Daboll has a long and successful history calling plays. Before joining the Giants in 2022, he was an offensive coordinator for eight of his 20 seasons as an NFL assistant coach. In four seasons (2018-21) as the Buffalo Bills’ coordinator, Daboll devised the game plans and called the plays for one of the most productive offenses in the league, one that helped Buffalo earn three consecutive playoff berths, win two AFC East titles and advance to the conference championship game in 2020.

Responding to a question, Daboll admitted a part of him does miss calling plays.

“Certainly,” he said. “I did it for a long time. There’s a lot of things that go into it. Part of the evaluation that I talked about, there are some other things that I’m looking into. I take my time and do what I think is best for the team.”

A potential negative byproduct of a head coach calling either offensive or defensive plays is it can raise the perception he is not coaching the entire team.

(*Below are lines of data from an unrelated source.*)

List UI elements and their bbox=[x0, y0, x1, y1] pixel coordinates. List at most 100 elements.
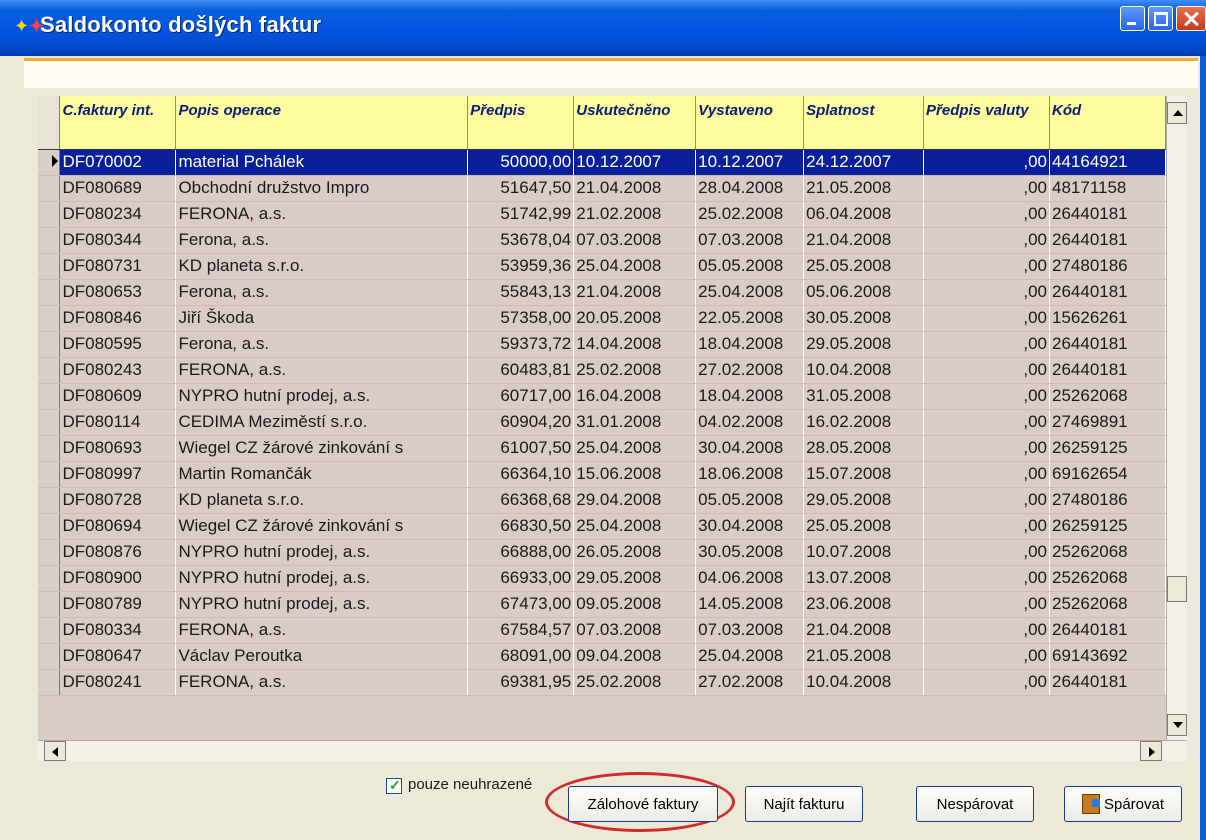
table-cell[interactable]: DF080647 bbox=[59, 643, 177, 670]
table-cell[interactable]: 26440181 bbox=[1049, 227, 1166, 254]
row-indicator[interactable] bbox=[38, 253, 61, 280]
table-cell[interactable]: Wiegel CZ žárové zinkování s bbox=[175, 513, 469, 540]
row-indicator[interactable] bbox=[38, 565, 61, 592]
horizontal-scrollbar[interactable] bbox=[38, 740, 1186, 761]
table-cell[interactable]: Václav Peroutka bbox=[175, 643, 469, 670]
table-cell[interactable]: ,00 bbox=[923, 669, 1050, 696]
table-cell[interactable]: DF080653 bbox=[59, 279, 177, 306]
row-indicator[interactable] bbox=[38, 409, 61, 436]
row-indicator[interactable] bbox=[38, 461, 61, 488]
table-cell[interactable]: 04.02.2008 bbox=[695, 409, 805, 436]
table-cell[interactable]: 69162654 bbox=[1049, 461, 1166, 488]
row-indicator[interactable] bbox=[38, 175, 61, 202]
table-cell[interactable]: 18.06.2008 bbox=[695, 461, 805, 488]
table-row[interactable]: DF080344 Ferona, a.s. 53678,04 07.03.2008 07… bbox=[38, 227, 1166, 254]
table-cell[interactable]: DF080846 bbox=[59, 305, 177, 332]
table-cell[interactable]: 29.05.2008 bbox=[803, 487, 925, 514]
table-cell[interactable]: 10.04.2008 bbox=[803, 669, 925, 696]
table-row[interactable]: DF080693 Wiegel CZ žárové zinkování s 6100… bbox=[38, 435, 1166, 462]
table-cell[interactable]: 07.03.2008 bbox=[695, 227, 805, 254]
maximize-button[interactable] bbox=[1148, 6, 1173, 31]
table-cell[interactable]: 26259125 bbox=[1049, 513, 1166, 540]
table-cell[interactable]: 60483,81 bbox=[467, 357, 575, 384]
pair-button[interactable]: Spárovat bbox=[1064, 786, 1182, 822]
table-cell[interactable]: 26440181 bbox=[1049, 617, 1166, 644]
table-cell[interactable]: ,00 bbox=[923, 565, 1050, 592]
table-cell[interactable]: 15.07.2008 bbox=[803, 461, 925, 488]
table-cell[interactable]: 27480186 bbox=[1049, 487, 1166, 514]
table-cell[interactable]: 18.04.2008 bbox=[695, 331, 805, 358]
table-cell[interactable]: DF080789 bbox=[59, 591, 177, 618]
table-cell[interactable]: NYPRO hutní prodej, a.s. bbox=[175, 539, 469, 566]
table-cell[interactable]: 21.02.2008 bbox=[573, 201, 697, 228]
row-indicator[interactable] bbox=[38, 487, 61, 514]
row-indicator[interactable] bbox=[38, 539, 61, 566]
table-cell[interactable]: ,00 bbox=[923, 227, 1050, 254]
table-cell[interactable]: 29.05.2008 bbox=[573, 565, 697, 592]
table-cell[interactable]: DF080689 bbox=[59, 175, 177, 202]
table-cell[interactable]: 05.05.2008 bbox=[695, 487, 805, 514]
scroll-down-button[interactable] bbox=[1167, 714, 1187, 736]
table-cell[interactable]: Ferona, a.s. bbox=[175, 331, 469, 358]
table-cell[interactable]: 30.05.2008 bbox=[803, 305, 925, 332]
table-cell[interactable]: NYPRO hutní prodej, a.s. bbox=[175, 565, 469, 592]
table-cell[interactable]: 28.04.2008 bbox=[695, 175, 805, 202]
row-indicator[interactable] bbox=[38, 357, 61, 384]
table-cell[interactable]: ,00 bbox=[923, 539, 1050, 566]
scroll-up-button[interactable] bbox=[1167, 102, 1187, 124]
table-row[interactable]: DF080234 FERONA, a.s. 51742,99 21.02.2008 25… bbox=[38, 201, 1166, 228]
table-cell[interactable]: ,00 bbox=[923, 149, 1050, 176]
table-cell[interactable]: ,00 bbox=[923, 409, 1050, 436]
table-cell[interactable]: DF080693 bbox=[59, 435, 177, 462]
table-row[interactable]: DF080647 Václav Peroutka 68091,00 09.04.200… bbox=[38, 643, 1166, 670]
table-cell[interactable]: 10.12.2007 bbox=[573, 149, 697, 176]
table-cell[interactable]: 27469891 bbox=[1049, 409, 1166, 436]
table-cell[interactable]: DF080344 bbox=[59, 227, 177, 254]
column-header[interactable]: Uskutečněno bbox=[573, 96, 697, 150]
table-cell[interactable]: 51647,50 bbox=[467, 175, 575, 202]
table-cell[interactable]: 06.04.2008 bbox=[803, 201, 925, 228]
table-cell[interactable]: 05.06.2008 bbox=[803, 279, 925, 306]
table-cell[interactable]: 30.04.2008 bbox=[695, 513, 805, 540]
table-cell[interactable]: ,00 bbox=[923, 279, 1050, 306]
table-cell[interactable]: 21.04.2008 bbox=[803, 227, 925, 254]
table-cell[interactable]: 57358,00 bbox=[467, 305, 575, 332]
table-cell[interactable]: 30.05.2008 bbox=[695, 539, 805, 566]
table-cell[interactable]: ,00 bbox=[923, 487, 1050, 514]
column-header[interactable]: Předpis valuty bbox=[923, 96, 1050, 150]
table-cell[interactable]: 66364,10 bbox=[467, 461, 575, 488]
table-cell[interactable]: DF080334 bbox=[59, 617, 177, 644]
table-cell[interactable]: 67584,57 bbox=[467, 617, 575, 644]
column-header[interactable]: Kód bbox=[1049, 96, 1166, 150]
table-cell[interactable]: 31.05.2008 bbox=[803, 383, 925, 410]
table-cell[interactable]: Ferona, a.s. bbox=[175, 227, 469, 254]
table-cell[interactable]: 28.05.2008 bbox=[803, 435, 925, 462]
table-cell[interactable]: 22.05.2008 bbox=[695, 305, 805, 332]
column-header[interactable]: Splatnost bbox=[803, 96, 925, 150]
table-cell[interactable]: 60717,00 bbox=[467, 383, 575, 410]
table-cell[interactable]: ,00 bbox=[923, 305, 1050, 332]
table-cell[interactable]: 26.05.2008 bbox=[573, 539, 697, 566]
table-cell[interactable]: 21.04.2008 bbox=[573, 175, 697, 202]
table-cell[interactable]: 66888,00 bbox=[467, 539, 575, 566]
table-cell[interactable]: 50000,00 bbox=[467, 149, 575, 176]
table-cell[interactable]: 26440181 bbox=[1049, 279, 1166, 306]
row-indicator[interactable] bbox=[38, 513, 61, 540]
table-cell[interactable]: 44164921 bbox=[1049, 149, 1166, 176]
table-cell[interactable]: Obchodní družstvo Impro bbox=[175, 175, 469, 202]
table-cell[interactable]: Ferona, a.s. bbox=[175, 279, 469, 306]
table-cell[interactable]: 66933,00 bbox=[467, 565, 575, 592]
table-cell[interactable]: 21.04.2008 bbox=[573, 279, 697, 306]
table-cell[interactable]: 15.06.2008 bbox=[573, 461, 697, 488]
scroll-right-button[interactable] bbox=[1140, 741, 1162, 761]
table-cell[interactable]: 25.05.2008 bbox=[803, 253, 925, 280]
row-indicator[interactable] bbox=[38, 279, 61, 306]
table-cell[interactable]: 09.04.2008 bbox=[573, 643, 697, 670]
table-cell[interactable]: FERONA, a.s. bbox=[175, 617, 469, 644]
table-cell[interactable]: Wiegel CZ žárové zinkování s bbox=[175, 435, 469, 462]
table-cell[interactable]: 10.12.2007 bbox=[695, 149, 805, 176]
table-cell[interactable]: 66368,68 bbox=[467, 487, 575, 514]
table-cell[interactable]: 14.04.2008 bbox=[573, 331, 697, 358]
table-cell[interactable]: 61007,50 bbox=[467, 435, 575, 462]
row-indicator[interactable] bbox=[38, 227, 61, 254]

“Still working through that process,” Daboll said. “There’s quite a bit of people nowadays that do that. So, again, it’s something that I’ll look into. Whatever I feel is best for the football team, that’s the way we go.”

Kafka is a potential future head coach. Last month, the Giants gave him the additional title of assistant head coach. Kafka has interviewed for at least five head coaching jobs the last two offseasons, including Tennessee and Seattle this year. He was also the head coach of the West team in the 2024 Shrine Bowl. Daboll is giving him a taste of the myriad responsibilities on a head coach’s plate.

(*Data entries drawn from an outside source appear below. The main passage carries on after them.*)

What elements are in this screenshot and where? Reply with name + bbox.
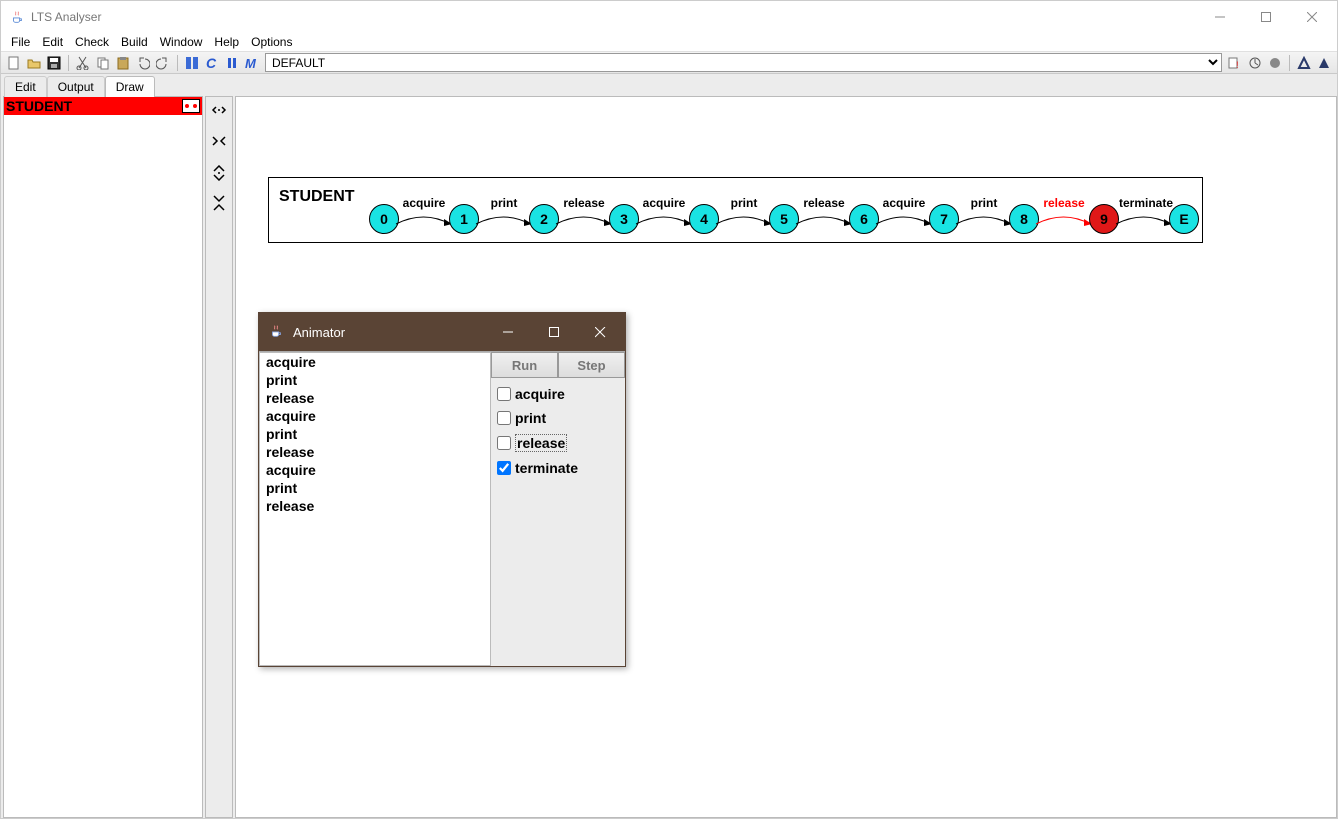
java-icon <box>9 9 25 25</box>
transition-label: release <box>799 196 849 210</box>
main-window: LTS Analyser File Edit Check Build Windo… <box>0 0 1338 819</box>
transition-label: print <box>479 196 529 210</box>
model-item-student[interactable]: STUDENT <box>4 97 202 115</box>
model-thumb-icon <box>182 99 200 113</box>
expand-icon[interactable] <box>209 103 229 123</box>
expand-vertical-icon[interactable] <box>209 163 229 183</box>
transition-label: acquire <box>399 196 449 210</box>
menu-build[interactable]: Build <box>115 33 154 51</box>
animator-window: Animator acquireprintreleaseacquireprint… <box>258 312 626 667</box>
trace-line[interactable]: acquire <box>260 407 490 425</box>
checkbox-input[interactable] <box>497 411 511 425</box>
menu-options[interactable]: Options <box>245 33 298 51</box>
redo-icon[interactable] <box>154 54 172 72</box>
action-checkbox[interactable]: print <box>497 410 619 426</box>
trace-list[interactable]: acquireprintreleaseacquireprintreleaseac… <box>259 352 491 666</box>
menu-check[interactable]: Check <box>69 33 115 51</box>
animator-close-button[interactable] <box>577 313 623 351</box>
trace-line[interactable]: print <box>260 425 490 443</box>
trace-line[interactable]: acquire <box>260 353 490 371</box>
transition-label: release <box>559 196 609 210</box>
menu-edit[interactable]: Edit <box>36 33 69 51</box>
checkbox-input[interactable] <box>497 436 511 450</box>
svg-text:M: M <box>245 56 257 70</box>
tab-bar: Edit Output Draw <box>1 74 1337 96</box>
pause-icon[interactable] <box>223 54 241 72</box>
animator-maximize-button[interactable] <box>531 313 577 351</box>
animator-minimize-button[interactable] <box>485 313 531 351</box>
checkbox-input[interactable] <box>497 461 511 475</box>
paste-icon[interactable] <box>114 54 132 72</box>
tab-draw[interactable]: Draw <box>105 76 155 97</box>
window-title: LTS Analyser <box>31 10 101 24</box>
menu-window[interactable]: Window <box>154 33 209 51</box>
trace-line[interactable]: release <box>260 443 490 461</box>
animator-titlebar[interactable]: Animator <box>259 313 625 351</box>
run-button[interactable]: Run <box>491 352 558 378</box>
view-toolbar <box>205 96 233 818</box>
run-icon[interactable]: M <box>243 54 261 72</box>
transition-label: acquire <box>879 196 929 210</box>
trace-line[interactable]: print <box>260 371 490 389</box>
collapse-vertical-icon[interactable] <box>209 193 229 213</box>
safety-icon[interactable]: ! <box>1226 54 1244 72</box>
tab-output[interactable]: Output <box>47 76 105 97</box>
stop-icon[interactable] <box>1266 54 1284 72</box>
step-button[interactable]: Step <box>558 352 625 378</box>
parse-icon[interactable] <box>183 54 201 72</box>
filled-arrow-icon[interactable] <box>1315 54 1333 72</box>
transition-label: print <box>719 196 769 210</box>
compile-icon[interactable]: C <box>203 54 221 72</box>
menu-help[interactable]: Help <box>208 33 245 51</box>
action-checkbox[interactable]: acquire <box>497 386 619 402</box>
action-checkbox[interactable]: release <box>497 434 619 452</box>
transition-label: print <box>959 196 1009 210</box>
animator-title: Animator <box>293 325 345 340</box>
toolbar: C M DEFAULT ! <box>1 52 1337 74</box>
close-button[interactable] <box>1289 1 1335 32</box>
progress-icon[interactable] <box>1246 54 1264 72</box>
checkbox-input[interactable] <box>497 387 511 401</box>
save-icon[interactable] <box>45 54 63 72</box>
action-checkbox[interactable]: terminate <box>497 460 619 476</box>
svg-text:C: C <box>206 56 217 70</box>
trace-line[interactable]: release <box>260 497 490 515</box>
menu-file[interactable]: File <box>5 33 36 51</box>
transition-label: release <box>1039 196 1089 210</box>
blank-arrow-icon[interactable] <box>1295 54 1313 72</box>
trace-line[interactable]: acquire <box>260 461 490 479</box>
model-label: STUDENT <box>6 98 72 114</box>
tab-edit[interactable]: Edit <box>4 76 47 97</box>
titlebar: LTS Analyser <box>1 1 1337 32</box>
minimize-button[interactable] <box>1197 1 1243 32</box>
lts-diagram: STUDENT 0acquire1print2release3acquire4p… <box>268 177 1203 243</box>
menubar: File Edit Check Build Window Help Option… <box>1 32 1337 52</box>
collapse-icon[interactable] <box>209 133 229 153</box>
state-node[interactable]: E <box>1169 204 1199 234</box>
new-icon[interactable] <box>5 54 23 72</box>
open-icon[interactable] <box>25 54 43 72</box>
transition-label: terminate <box>1119 196 1169 210</box>
model-list: STUDENT <box>3 96 203 818</box>
undo-icon[interactable] <box>134 54 152 72</box>
cut-icon[interactable] <box>74 54 92 72</box>
diagram-title: STUDENT <box>279 188 355 206</box>
svg-text:!: ! <box>1236 60 1239 70</box>
java-icon <box>269 324 285 340</box>
target-select[interactable]: DEFAULT <box>265 53 1222 72</box>
maximize-button[interactable] <box>1243 1 1289 32</box>
trace-line[interactable]: print <box>260 479 490 497</box>
copy-icon[interactable] <box>94 54 112 72</box>
trace-line[interactable]: release <box>260 389 490 407</box>
transition-label: acquire <box>639 196 689 210</box>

“I thought he earned that role,” Daboll said of Kafka’s additional title. “I want to have him have opportunities to see some of the other things, particularly with some of the head coaching interviews he’s done. You don’t always get an opportunity to do that, to sit in a medical meeting or to sit in a schedule meeting with the strength staff of how we want to handle OTAs or the reason why or to sit down and listen to the different things that maybe you don’t listen to as a position coach or even a coordinator to get that sense of how things go.

“There’s so much time spent when you are a coordinator or a position coach on just this is my position, this is my responsibility, this is the play calling. Some of the bigger things, there’s a lot of other things that go along with it. Any of those meetings that I’ve had here in the last, call it, month that are more just myself, (general manager) Joe (Schoen), maybe some of the other parts of the staff that aren’t necessarily strictly football, I wanted Mike to have the opportunity to see how that goes so he can ask questions and take notes on things, and maybe that helps him in the future, too.

“I hope it helps him to see some things from a different angle,” Daboll said. “Not everybody gets that opportunity, but I thought that was important. He’s been through a few of these interviews. We were having a meeting the other day, and he’s deep into the draft preparation work, as am I. Just getting started here. A couple of strength coaches and medical people, and we had met a few days earlier for about three hours. We walked out and he said, ‘It was a long one here.’ (I said,) ‘Yeah, we’re going to have another one in a couple of days.’

“He’s digging through some players. I said, ‘Hey, you want to get meeting with these guys?’ He is like, ‘Yeah, I got a ton of evaluation.’ I said, ‘Let’s go, man.’ It’s a different perspective of things, of course.”